Je pourrais monter dans le premier train pour retourner dans mon pays, retrouver la maison. Mon cœur loupe un battement. La maison. La nostalgie remplit mon être. Mon petit frère doit avoir tant grandi ! Ce doit être un homme maintenant ! Oubliés, les joues rebondies et le sourire malicieux du bambin qu'il était. Mère doit être morte d'inquiétude, sans nouvelle de moi depuis tant de temps. Peut-être qu'elle ne me croit plus de ce monde. Je ne pourrais même pas lui en vouloir de le penser ou d'avoir fini son deuil. Après tout, elle a laissé son fils partir à la guerre et Dieu sait comme la cruauté humaine fait des ravages. J'en ai vu des compatriotes mourir sur-le-champ de bataille. J'aurais pu être ce "un parmi tant d'autres"... Je chasse cette idée, mais pas assez vite pour empêcher son visage de surgir à nouveau. Comment va-t-elle ? Qu'est-elle devenue ? Toutes ces questions sans réponses, qui n'en auront sûrement jamais, me serrent le cœur. Elle a tant fait pour moi. Même sans être à mes côtés physiquement, c'est son souvenir qui m'a permis de ne pas sombrer à de nombreuses reprises. Françoise. J'espère que tu es heureuse et qu'un jour nos chemins se croiseront à nouveau...

***

Le bruit des machines résonne dans le halle de gare. Les voix se confondent, les voyageurs descendent des wagons, se croisent, se mélangent. Mon regard divague d'un groupe à l'autre. Un couple qui se retrouve, une mère qui pleure de joie face à son fils toujours en vie, des enfants qui courent dans les bras de leur père enfin revenu.

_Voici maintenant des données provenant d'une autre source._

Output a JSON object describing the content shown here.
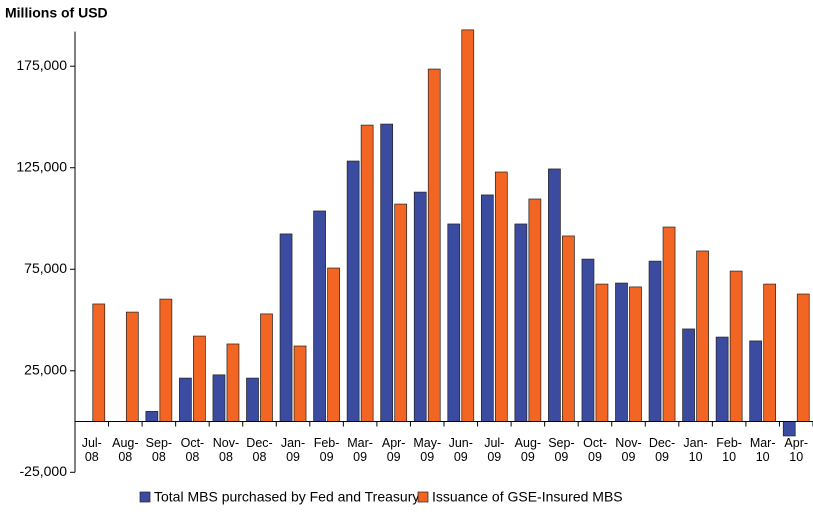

Quelqu'un se racle la gorge derrière moi. Je me retourne pour faire face à un beau jeune homme qui me dépasse d'une tête. Une tignasse brune, des yeux bleus-gris, tout juste la vingtaine, il se balance d'une jambe sur l'autre mal à l'aise. Il me tend la main pour le saluer alors je lui attrape l'avant-bras et l'attire dans une étreinte fraternelle.

— Tu as bien grandi !

— Maman est morte.

J'en perds mes mots. Il s'écarte de moi.

— Quand ?

— Il y a quelques semaines.

— Elle était malade ?

— De chagrin oui. Elle se laissait mourir. Ne pas avoir de nouvelle l'a tuée à petit feu. Je t'avoue que quand j'ai reçu ta lettre il y a quelques jours je ne croyais plus en ta survie.

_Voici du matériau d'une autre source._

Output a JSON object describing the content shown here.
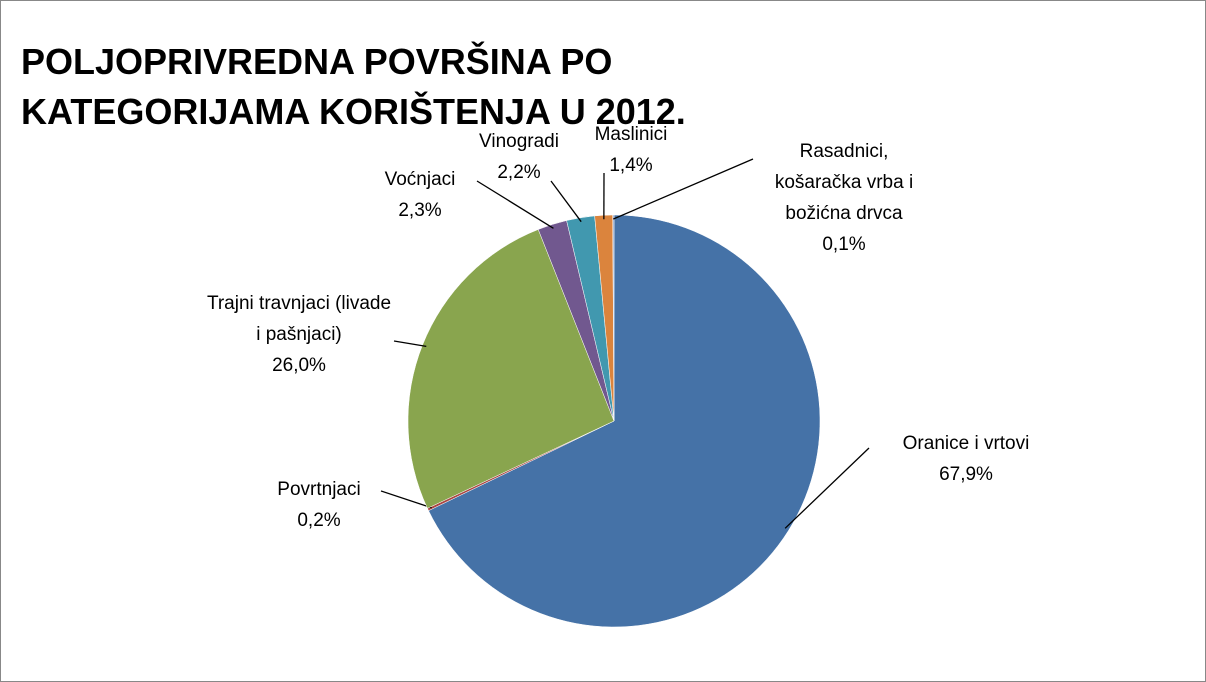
{
  "chart_data": {
    "type": "pie",
    "title": "POLJOPRIVREDNA POVRŠINA PO KATEGORIJAMA KORIŠTENJA U 2012.",
    "categories": [
      "Oranice i vrtovi",
      "Povrtnjaci",
      "Trajni travnjaci (livade i pašnjaci)",
      "Voćnjaci",
      "Vinogradi",
      "Maslinici",
      "Rasadnici, košaračka vrba i božićna drvca"
    ],
    "values": [
      67.9,
      0.2,
      26.0,
      2.3,
      2.2,
      1.4,
      0.1
    ],
    "value_labels": [
      "67,9%",
      "0,2%",
      "26,0%",
      "2,3%",
      "2,2%",
      "1,4%",
      "0,1%"
    ],
    "colors": [
      "#4572a7",
      "#aa4643",
      "#89a54e",
      "#71588f",
      "#4198af",
      "#db843d",
      "#93a9cf"
    ]
  }
}
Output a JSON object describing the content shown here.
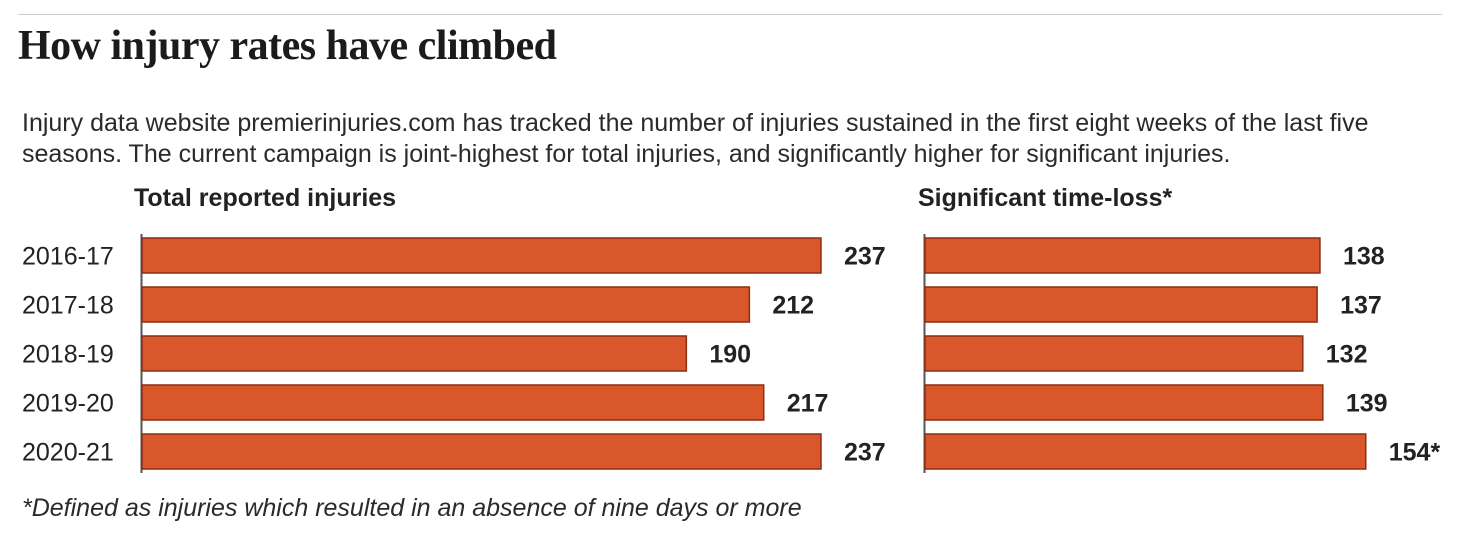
{
  "title": "How injury rates have climbed",
  "subtitle": "Injury data website premierinjuries.com has tracked the number of injuries sustained in the first eight weeks of the last five seasons. The current campaign is joint-highest for total injuries, and significantly higher for significant injuries.",
  "footnote": "*Defined as injuries which resulted in an absence of nine days or more",
  "colors": {
    "bar": "#d9572b",
    "bar_edge": "#8a2f14",
    "axis": "#555555",
    "text": "#222222"
  },
  "chart_data": [
    {
      "type": "bar",
      "orientation": "horizontal",
      "title": "Total reported injuries",
      "categories": [
        "2016-17",
        "2017-18",
        "2018-19",
        "2019-20",
        "2020-21"
      ],
      "values": [
        237,
        212,
        190,
        217,
        237
      ],
      "value_labels": [
        "237",
        "212",
        "190",
        "217",
        "237"
      ]
    },
    {
      "type": "bar",
      "orientation": "horizontal",
      "title": "Significant time-loss*",
      "categories": [
        "2016-17",
        "2017-18",
        "2018-19",
        "2019-20",
        "2020-21"
      ],
      "values": [
        138,
        137,
        132,
        139,
        154
      ],
      "value_labels": [
        "138",
        "137",
        "132",
        "139",
        "154*"
      ]
    }
  ]
}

— Je... Je suis tellement désolé...

— Et moi donc. il hésite, mais décide de poursuivre dans un souffle, alors que les larmes coulent sur ses joues. Peut-être aurait-il mieux valu que ce soit le cas. Au moins elle ne serait pas décédée pour rien et ne m'aurait pas abandonné pour une raison factice.

Je ne réponds rien. Les bras ballants, incapables d'effectuer une quelconque réaction je le fixe, sans broncher. Le laisse déverser sa colère, sa tristesse, sa haine. Je le mérite. Après un long silence que seuls ses sanglots viennent briser, il passe sa manche sur son visage et pose ses yeux rougis sur moi.

— Où étais-tu ? Donne-moi une bonne raison de ne pas t'en vouloir pour justifier ce silence radio, cet abandon de notre famille ! crache-t-il une voix vibrante d'un mélange de supplication et de rancœur.

— En France. Dans le camp de Souilly. J'y ai été envoyé après avoir été soigné par les infirmières françaises sur le front. L'une d'entre elles m'a retrouvé presque à l'agonie au côté d'un autre soldat de son bord qui à utiliser ses dernières forces pour me maintenir en vie jusqu'à ce qu'une équipe de secours nous viennent en aide. Ils l'ont laissé dans le no man's land et m'ont emmené puis soigné. Ensuite j'ai été déporté. Interdiction formelle et impossibilité totale d'entretenir une quelconque correspondance pendant toute cette période. Voilà la raison de mon absence de nouvelle.

Sans se départir de son mutisme, mon petit frère se contente de hocher la tête. Son être semble aux prises entre deux émotions contradictoires. Lesquelles ? Je ne saurais le dire.